VwGH 94/18/1109

VwGH94/18/110929.2.1996

Der Verwaltungsgerichtshof hat durch den Vorsitzenden Vizepräsident Dr. W. Pesendorfer und die Hofräte

Dr. Zeizinger, Dr. Robl, Dr. Rigler und Dr. Handstanger als Richter, im Beisein der Schriftführerin Dr. S. Giendl, über die Beschwerde der S in W, vertreten durch Dr. F, Rechtsanwalt in W, gegen den Bescheid des Bundesministers für Inneres vom 25. Oktober 1994, Zl. 101.374/2-III/11/94, betreffend Zurückweisung einer Berufung in einer Angelegenheit nach dem Aufenthaltsgesetz, zu Recht erkannt:

Normen

AufG 1992 §10 Abs1;
AufG 1992 §10;
AVG §58 Abs1;
AVG §59 Abs1;
FrG 1993 §7 Abs6;
VwRallg;
AufG 1992 §10 Abs1;
AufG 1992 §10;
AVG §58 Abs1;
AVG §59 Abs1;
FrG 1993 §7 Abs6;
VwRallg;

 

Spruch:

Der angefochtene Bescheid wird wegen Rechtswidrigkeit seines Inhaltes aufgehoben.

Der Bund hat der Beschwerdeführerin Aufwendungen in der Höhe von S 12.770,-- binnen zwei Wochen bei sonstiger Exekution zu ersetzen.

Das Mehrbegehren wird abgewiesen.

Begründung

I.

1. Mit dem Bescheid des Bundesministers für Inneres (der belangten Behörde) vom 25. Oktober 1994 wurde die Berufung der Beschwerdeführerin vom 20. Februar 1994 "gegen die Aufenthaltsbewilligung" vom 20. Jänner 1994 gemäß § 66 Abs. 4 AVG iVm § 10 Abs. 1 AufG zurückgewiesen.

Der Beschwerdeführerin sei aufgrund ihres Antrages vom 30. September 1993 von der für die Vollziehung des Aufenthaltsgesetzes zuständigen Behörde die im Spruch genannte Aufenthaltsbewilligung erteilt und entsprechend den gesetzlichen Bestimmungen eine Vignette im Reisepaß angebracht worden. Gegen "diese Anbringung" habe die Beschwerdeführerin berufen und ihr Rechtsmittel im wesentlichen damit begründet, daß nach ihrer Rechtsauffassung eine Bewilligung mit einer längeren Dauer (als bis 21. Juni 1994) zu erteilen gewesen wäre.
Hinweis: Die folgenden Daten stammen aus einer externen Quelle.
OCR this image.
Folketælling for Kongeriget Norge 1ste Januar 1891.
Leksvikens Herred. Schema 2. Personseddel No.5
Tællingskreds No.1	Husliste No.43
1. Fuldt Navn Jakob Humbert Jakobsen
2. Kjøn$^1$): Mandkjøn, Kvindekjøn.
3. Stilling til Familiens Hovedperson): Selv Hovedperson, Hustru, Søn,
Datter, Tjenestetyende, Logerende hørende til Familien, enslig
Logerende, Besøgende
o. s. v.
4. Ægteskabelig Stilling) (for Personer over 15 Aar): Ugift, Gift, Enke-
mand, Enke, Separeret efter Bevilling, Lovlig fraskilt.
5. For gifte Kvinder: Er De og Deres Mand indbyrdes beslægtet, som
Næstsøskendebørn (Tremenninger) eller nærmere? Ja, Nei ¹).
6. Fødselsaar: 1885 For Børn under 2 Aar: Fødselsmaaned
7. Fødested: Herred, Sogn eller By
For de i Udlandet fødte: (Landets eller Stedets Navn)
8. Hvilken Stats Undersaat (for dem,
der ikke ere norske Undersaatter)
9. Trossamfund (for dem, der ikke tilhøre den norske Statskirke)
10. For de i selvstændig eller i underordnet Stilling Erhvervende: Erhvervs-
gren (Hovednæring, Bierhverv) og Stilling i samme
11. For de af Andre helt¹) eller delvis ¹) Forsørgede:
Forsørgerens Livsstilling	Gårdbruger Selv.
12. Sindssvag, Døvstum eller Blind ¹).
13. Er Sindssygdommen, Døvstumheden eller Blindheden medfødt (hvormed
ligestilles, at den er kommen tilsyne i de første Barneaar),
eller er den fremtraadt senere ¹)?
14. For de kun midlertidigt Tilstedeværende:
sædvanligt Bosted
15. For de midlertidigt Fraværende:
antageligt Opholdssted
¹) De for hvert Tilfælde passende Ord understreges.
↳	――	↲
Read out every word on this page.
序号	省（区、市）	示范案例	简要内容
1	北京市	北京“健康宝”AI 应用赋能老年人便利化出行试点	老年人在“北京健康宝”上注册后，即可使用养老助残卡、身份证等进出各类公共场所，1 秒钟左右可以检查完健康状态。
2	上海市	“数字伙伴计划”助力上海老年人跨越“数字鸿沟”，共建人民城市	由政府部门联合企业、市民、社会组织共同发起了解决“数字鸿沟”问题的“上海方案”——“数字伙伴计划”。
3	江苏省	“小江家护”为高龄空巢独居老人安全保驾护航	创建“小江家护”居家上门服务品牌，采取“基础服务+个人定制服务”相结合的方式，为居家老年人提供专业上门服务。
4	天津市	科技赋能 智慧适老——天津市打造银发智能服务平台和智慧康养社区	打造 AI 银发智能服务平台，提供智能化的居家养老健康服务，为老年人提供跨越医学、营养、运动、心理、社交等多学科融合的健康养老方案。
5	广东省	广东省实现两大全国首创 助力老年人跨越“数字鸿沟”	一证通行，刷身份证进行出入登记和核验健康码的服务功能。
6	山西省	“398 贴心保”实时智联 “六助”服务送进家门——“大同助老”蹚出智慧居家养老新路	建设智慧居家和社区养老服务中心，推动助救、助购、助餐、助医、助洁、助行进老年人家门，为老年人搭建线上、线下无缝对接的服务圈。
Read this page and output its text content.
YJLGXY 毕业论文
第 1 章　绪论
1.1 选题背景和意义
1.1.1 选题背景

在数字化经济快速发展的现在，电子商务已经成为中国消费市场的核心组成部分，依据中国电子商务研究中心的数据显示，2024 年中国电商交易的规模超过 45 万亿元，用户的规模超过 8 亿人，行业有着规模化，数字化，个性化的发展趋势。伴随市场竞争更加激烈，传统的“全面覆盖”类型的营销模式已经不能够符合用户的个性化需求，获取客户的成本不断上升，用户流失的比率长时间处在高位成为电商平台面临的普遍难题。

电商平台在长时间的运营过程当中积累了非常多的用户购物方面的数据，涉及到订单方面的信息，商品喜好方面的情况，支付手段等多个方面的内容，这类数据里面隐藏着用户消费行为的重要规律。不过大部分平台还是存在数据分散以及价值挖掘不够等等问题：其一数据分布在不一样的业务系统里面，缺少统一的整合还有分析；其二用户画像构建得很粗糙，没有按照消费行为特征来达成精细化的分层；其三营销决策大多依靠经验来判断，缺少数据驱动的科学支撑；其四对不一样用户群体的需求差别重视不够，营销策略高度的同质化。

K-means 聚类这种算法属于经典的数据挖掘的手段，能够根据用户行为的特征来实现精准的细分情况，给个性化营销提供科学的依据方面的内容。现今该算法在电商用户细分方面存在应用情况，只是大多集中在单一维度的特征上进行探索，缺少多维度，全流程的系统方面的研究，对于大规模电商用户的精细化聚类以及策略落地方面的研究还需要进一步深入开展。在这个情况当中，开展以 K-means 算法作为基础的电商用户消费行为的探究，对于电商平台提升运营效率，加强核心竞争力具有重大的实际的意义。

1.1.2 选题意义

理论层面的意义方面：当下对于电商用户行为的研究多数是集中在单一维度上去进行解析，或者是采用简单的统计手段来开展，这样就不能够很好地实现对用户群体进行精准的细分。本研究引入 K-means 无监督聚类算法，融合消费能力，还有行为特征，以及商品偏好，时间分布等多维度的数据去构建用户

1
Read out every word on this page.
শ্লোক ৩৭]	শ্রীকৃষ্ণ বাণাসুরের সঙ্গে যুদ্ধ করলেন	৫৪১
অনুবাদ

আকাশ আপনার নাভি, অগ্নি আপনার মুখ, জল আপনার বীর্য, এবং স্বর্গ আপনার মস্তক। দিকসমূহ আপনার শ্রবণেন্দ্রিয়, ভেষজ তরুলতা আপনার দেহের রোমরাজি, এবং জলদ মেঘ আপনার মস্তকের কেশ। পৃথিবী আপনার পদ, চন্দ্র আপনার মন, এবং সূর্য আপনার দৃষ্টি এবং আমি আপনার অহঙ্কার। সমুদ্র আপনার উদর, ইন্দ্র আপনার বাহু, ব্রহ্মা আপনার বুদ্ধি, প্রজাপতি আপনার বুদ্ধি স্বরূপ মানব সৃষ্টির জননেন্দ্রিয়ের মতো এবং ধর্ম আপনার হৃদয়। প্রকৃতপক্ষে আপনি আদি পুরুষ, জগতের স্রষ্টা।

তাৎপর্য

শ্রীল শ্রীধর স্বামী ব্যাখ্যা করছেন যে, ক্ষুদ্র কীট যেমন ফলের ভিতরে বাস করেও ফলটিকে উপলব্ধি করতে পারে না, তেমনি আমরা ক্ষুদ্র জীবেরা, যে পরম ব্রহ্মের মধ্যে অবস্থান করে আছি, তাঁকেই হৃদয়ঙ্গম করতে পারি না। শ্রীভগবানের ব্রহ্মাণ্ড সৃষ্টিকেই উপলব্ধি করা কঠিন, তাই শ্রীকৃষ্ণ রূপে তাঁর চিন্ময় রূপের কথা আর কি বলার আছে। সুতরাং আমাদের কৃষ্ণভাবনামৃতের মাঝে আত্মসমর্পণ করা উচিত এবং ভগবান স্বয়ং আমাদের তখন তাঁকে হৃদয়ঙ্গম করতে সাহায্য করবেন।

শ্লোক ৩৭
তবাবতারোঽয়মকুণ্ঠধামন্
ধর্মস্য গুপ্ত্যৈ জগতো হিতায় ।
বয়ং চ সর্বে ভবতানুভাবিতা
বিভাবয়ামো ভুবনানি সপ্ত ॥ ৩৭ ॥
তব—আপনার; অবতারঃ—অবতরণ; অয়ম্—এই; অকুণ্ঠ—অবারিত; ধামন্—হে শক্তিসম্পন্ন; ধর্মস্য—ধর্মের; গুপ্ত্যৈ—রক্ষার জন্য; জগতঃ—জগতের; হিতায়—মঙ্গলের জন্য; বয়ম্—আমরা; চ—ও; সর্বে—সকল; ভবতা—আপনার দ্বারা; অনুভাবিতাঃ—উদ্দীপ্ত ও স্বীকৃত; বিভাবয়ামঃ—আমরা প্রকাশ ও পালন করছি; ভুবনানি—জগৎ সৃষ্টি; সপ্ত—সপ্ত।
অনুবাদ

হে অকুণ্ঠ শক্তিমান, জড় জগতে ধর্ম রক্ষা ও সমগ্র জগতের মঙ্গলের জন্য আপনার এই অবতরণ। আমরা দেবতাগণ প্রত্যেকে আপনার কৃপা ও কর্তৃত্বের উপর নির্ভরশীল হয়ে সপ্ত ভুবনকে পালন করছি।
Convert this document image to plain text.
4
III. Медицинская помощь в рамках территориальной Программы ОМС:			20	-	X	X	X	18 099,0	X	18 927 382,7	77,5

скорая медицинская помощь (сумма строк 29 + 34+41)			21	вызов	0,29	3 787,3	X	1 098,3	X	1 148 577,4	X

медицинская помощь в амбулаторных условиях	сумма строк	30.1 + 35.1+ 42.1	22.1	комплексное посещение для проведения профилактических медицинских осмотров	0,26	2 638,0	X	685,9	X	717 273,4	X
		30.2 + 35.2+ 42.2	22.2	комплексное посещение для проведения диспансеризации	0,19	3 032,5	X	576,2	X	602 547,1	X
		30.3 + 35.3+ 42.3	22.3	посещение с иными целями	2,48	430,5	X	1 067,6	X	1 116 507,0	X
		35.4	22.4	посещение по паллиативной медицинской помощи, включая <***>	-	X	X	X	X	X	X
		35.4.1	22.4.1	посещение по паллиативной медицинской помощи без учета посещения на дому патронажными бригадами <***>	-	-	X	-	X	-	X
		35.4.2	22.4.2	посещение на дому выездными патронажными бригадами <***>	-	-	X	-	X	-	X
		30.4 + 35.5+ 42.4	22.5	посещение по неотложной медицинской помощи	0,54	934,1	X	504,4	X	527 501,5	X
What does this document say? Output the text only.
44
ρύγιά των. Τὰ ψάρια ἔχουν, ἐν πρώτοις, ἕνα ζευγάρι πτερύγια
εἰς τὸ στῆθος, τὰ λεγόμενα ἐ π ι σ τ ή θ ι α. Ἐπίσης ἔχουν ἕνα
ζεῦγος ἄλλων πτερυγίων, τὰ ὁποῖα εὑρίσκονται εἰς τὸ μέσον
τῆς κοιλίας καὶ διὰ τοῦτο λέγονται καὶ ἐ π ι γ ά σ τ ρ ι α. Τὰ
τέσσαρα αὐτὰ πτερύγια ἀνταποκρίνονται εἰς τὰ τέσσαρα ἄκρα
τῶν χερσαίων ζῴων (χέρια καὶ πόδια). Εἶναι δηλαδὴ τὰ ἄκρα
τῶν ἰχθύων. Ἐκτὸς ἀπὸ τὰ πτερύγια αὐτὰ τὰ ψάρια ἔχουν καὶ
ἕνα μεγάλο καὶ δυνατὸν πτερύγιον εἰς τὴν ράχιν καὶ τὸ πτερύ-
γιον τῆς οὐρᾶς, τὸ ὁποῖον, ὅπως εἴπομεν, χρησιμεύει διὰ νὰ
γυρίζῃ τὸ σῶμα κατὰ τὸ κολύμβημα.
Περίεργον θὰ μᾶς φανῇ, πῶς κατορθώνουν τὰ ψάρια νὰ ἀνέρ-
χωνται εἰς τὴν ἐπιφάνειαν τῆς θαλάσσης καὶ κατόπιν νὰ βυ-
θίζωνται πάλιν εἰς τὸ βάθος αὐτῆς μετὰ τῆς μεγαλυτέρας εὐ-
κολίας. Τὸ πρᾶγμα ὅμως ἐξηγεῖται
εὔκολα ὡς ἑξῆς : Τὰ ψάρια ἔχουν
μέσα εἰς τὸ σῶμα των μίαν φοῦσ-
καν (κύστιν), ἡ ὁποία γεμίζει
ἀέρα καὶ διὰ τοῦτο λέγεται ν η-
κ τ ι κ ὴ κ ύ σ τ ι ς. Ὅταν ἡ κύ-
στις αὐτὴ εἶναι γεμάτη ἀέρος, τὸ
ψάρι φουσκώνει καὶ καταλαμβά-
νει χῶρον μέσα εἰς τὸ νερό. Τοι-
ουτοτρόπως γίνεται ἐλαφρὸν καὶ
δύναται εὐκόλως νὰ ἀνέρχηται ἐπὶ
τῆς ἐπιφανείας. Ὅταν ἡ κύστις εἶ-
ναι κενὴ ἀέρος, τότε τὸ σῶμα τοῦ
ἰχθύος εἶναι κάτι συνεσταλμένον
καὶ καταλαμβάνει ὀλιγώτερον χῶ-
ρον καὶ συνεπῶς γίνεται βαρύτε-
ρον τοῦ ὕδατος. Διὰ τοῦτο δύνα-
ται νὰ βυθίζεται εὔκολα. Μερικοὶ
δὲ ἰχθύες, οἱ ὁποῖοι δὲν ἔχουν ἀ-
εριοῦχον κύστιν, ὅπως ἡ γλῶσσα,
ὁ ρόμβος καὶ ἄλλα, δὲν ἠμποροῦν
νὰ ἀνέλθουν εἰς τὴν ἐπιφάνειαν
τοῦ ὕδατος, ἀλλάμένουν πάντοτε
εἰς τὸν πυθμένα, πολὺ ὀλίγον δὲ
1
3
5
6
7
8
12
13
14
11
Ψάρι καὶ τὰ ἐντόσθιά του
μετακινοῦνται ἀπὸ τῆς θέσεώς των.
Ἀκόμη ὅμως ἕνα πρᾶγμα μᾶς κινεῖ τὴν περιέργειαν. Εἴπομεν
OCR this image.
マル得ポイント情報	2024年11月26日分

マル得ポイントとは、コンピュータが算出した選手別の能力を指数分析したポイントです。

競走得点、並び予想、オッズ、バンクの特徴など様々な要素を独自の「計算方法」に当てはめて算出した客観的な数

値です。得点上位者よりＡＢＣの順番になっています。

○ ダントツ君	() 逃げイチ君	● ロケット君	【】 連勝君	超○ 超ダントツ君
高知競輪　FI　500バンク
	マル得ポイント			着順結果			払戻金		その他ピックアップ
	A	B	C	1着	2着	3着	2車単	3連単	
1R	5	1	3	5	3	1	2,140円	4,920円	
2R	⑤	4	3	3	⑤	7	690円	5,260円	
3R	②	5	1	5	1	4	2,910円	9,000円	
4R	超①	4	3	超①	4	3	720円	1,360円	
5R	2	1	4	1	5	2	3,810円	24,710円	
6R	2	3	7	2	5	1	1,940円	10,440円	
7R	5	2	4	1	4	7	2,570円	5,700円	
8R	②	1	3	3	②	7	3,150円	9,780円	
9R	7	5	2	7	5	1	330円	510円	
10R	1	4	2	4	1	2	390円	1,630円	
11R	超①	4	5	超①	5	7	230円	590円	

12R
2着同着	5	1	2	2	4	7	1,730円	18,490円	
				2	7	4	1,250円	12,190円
Dazu habe die belangte Behörde folgendes erwogen: Die Aufenthaltsbewilligung sei nach dem klaren Wortlaut des Aufenthaltsgesetzes in Form eines Sichtvermerkes zu erteilen. Die Erlassung eines Bescheides sei vom Gesetz nicht vorgesehen; eine solche sei im gegenständlichen Fall auch nicht erfolgt. Die bekämpfte Erledigung sei weder der Form noch dem Inhalt nach ein Bescheid, weshalb nach den verwaltungsverfahrensrechtlichen Regelungen eine Berufung nicht in Frage komme. Insoweit die Beschwerdeführerin mit ihrer "Eingabe" beabsichtige, die Erteilung einer weiteren Aufenthaltsbewilligung anzuregen, sei darauf hinzuweisen, daß diesbezügliche Anträge jederzeit möglich seien und an die zuständige Behörde erster Instanz zu richten wären.

2. Gegen diesen Bescheid richtet sich die vorliegende, der Sache nach inhaltliche Rechtswidrigkeit geltend machende Beschwerde mit dem Begehren, ihn aus diesem Grund kostenpflichtig aufzuheben.

3. Die belangte Behörde legte die Akten des Verwaltungverfahrens vor, sah jedoch von der Erstattung einer Gegenschrift ab.

II.

Der Verwaltungsgerichtshof hat erwogen:

1.1. Mit an die Erstbehörde gerichteter Eingabe vom 30. September 1993 stellte die Beschwerdeführerin den Antrag "auf Erteilung einer Bewilligung nach dem Aufenthaltsgesetz, und zwar mit Rücksicht darauf, daß ich seit 16. Oktober 1985 in Österreich wohnhaft bin, für einen unbefristeten Zeitraum".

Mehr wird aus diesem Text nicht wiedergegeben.